Вот и Новый Год. 12 часов 1923 года. 46 страница



Мура: – А ты, мама, была когда‑нибудь на другой звезде?

 

8 или 9 декабря. Был у Клюева с Дактилем. Живет он на Морской в номерах. Квартира стилизованная – стол застлан парчой, иконы и церковные книги. Вдоль стен лавки – похоже на келью иеромонаха. И сам он жирен, хитроумен, непрям и елеен. Похож на квасника, в линялой рубахе без пояса. Бранил Ионова: ограбил, не заплатил за книжку о Ленине. «Вы, говорит, должны были бы эти деньги отдать в фонд Ильича». А я ему: «Вы бы мне хоть на ситничек дали».

– Потому что у меня и на ситничек нет (и он указал на стол, где на парчовой скатерти лежали черные корочки). Я был у него по поводу анкеты о Некрасове.

– Я уж вам одну такую оболванил.

– Я не получал.

– Я дал ее такому кучерявенькому. Ну да напишу новую, насколько моего скудоумия хватит, и с парнишкой пришлю – вот с этим.

В комнате вертелся парнишка – смазливый – не то половой из трактира, не то послушник из монастыря.

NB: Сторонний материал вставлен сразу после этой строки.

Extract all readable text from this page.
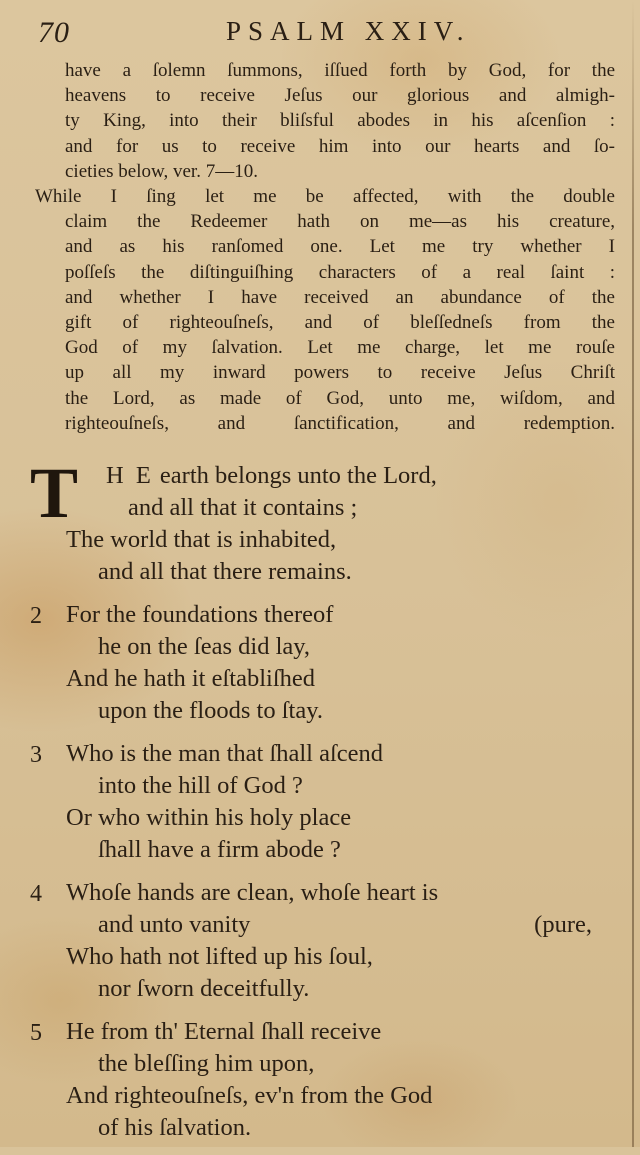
70	PSALM XXIV.

have a ſolemn ſummons, iſſued forth by God, for the

heavens to receive Jeſus our glorious and almigh-

ty King, into their bliſsful abodes in his aſcenſion :

and for us to receive him into our hearts and ſo-

cieties below, ver. 7—10.

While I ſing let me be affected, with the double

claim the Redeemer hath on me—as his creature,

and as his ranſomed one. Let me try whether I

poſſeſs the diſtinguiſhing characters of a real ſaint :

and whether I have received an abundance of the

gift of righteouſneſs, and of bleſſedneſs from the

God of my ſalvation. Let me charge, let me rouſe

up all my inward powers to receive Jeſus Chriſt

the Lord, as made of God, unto me, wiſdom, and

righteouſneſs, and ſanctification, and redemption.

T	H E earth belongs unto the Lord,
and all that it contains ;
The world that is inhabited,
and all that there remains.
2 For the foundations thereof
he on the ſeas did lay,
And he hath it eſtabliſhed
upon the floods to ſtay.
3 Who is the man that ſhall aſcend
into the hill of God ?
Or who within his holy place
ſhall have a firm abode ?
4 Whoſe hands are clean, whoſe heart is
and unto vanity	(pure,
Who hath not lifted up his ſoul,
nor ſworn deceitfully.
5 He from th' Eternal ſhall receive
the bleſſing him upon,
And righteouſneſs, ev'n from the God
of his ſalvation.
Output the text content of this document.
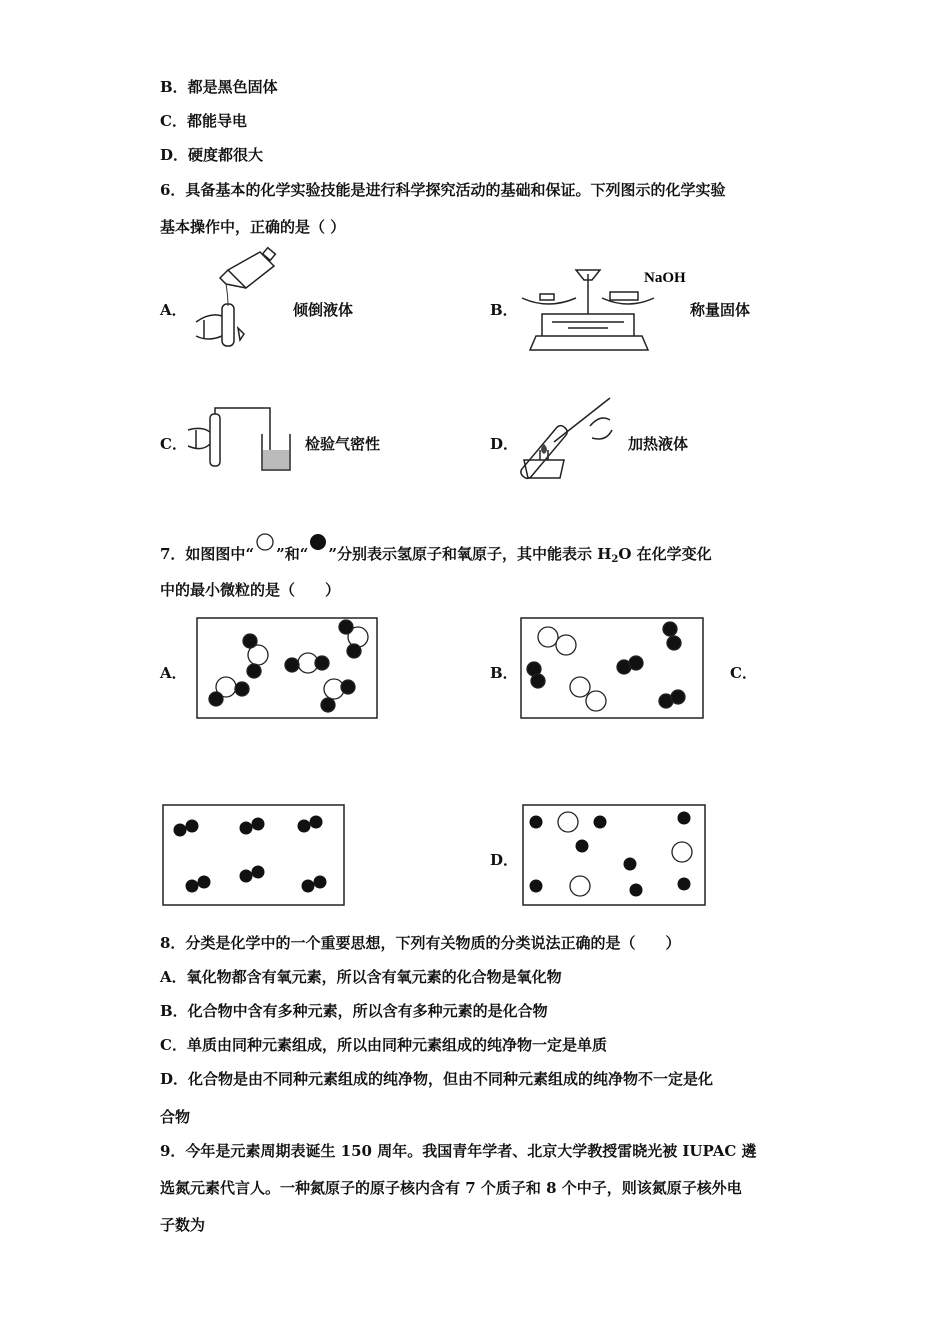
B．都是黑色固体
C．都能导电
D．硬度都很大
6．具备基本的化学实验技能是进行科学探究活动的基础和保证。下列图示的化学实验
基本操作中，正确的是（ ）
A．	倾倒液体	B．
NaOH
称量固体
C．	检验气密性	D．	加热液体
7．如图图中“ ”和“ ”分别表示氢原子和氧原子，其中能表示 $H_2O$ 在化学变化
中的最小微粒的是（　　）
A．	B．	C．
D．
8．分类是化学中的一个重要思想，下列有关物质的分类说法正确的是（　　）
A．氧化物都含有氧元素，所以含有氧元素的化合物是氧化物
B．化合物中含有多种元素，所以含有多种元素的是化合物
C．单质由同种元素组成，所以由同种元素组成的纯净物一定是单质
D．化合物是由不同种元素组成的纯净物，但由不同种元素组成的纯净物不一定是化
合物
9．今年是元素周期表诞生 150 周年。我国青年学者、北京大学教授雷晓光被 IUPAC 遴
选氮元素代言人。一种氮原子的原子核内含有 7 个质子和 8 个中子，则该氮原子核外电
子数为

Покупал очки. Готовых нету. Пришлось заказать. Был у Горлина по делу Богданович. Ее очень ущемляет Николай Петров: выжучивает у нее гонорар, который причитается ей как переводчице «Скипетра». Эту пьесу привез ей Тарле, я пристроил ее в Госиздате. Теперь Александр. театр ставит ее. Постановщик – Петров оспаривает право Татьяны Александровны на гонорар и заявляет, что он так много внес творческой работы в эту пьесу, что ему полагаются все 100% авторских за «Скипетр». <...>

– «Каракуль» объявление в газете. Мура говорит: этими мехами твой бородуля пишет. (Бородуля писал каракулями). <...>

 

17 декабря. Только что написал в своем «Бородуле» слова: Конец пятой части.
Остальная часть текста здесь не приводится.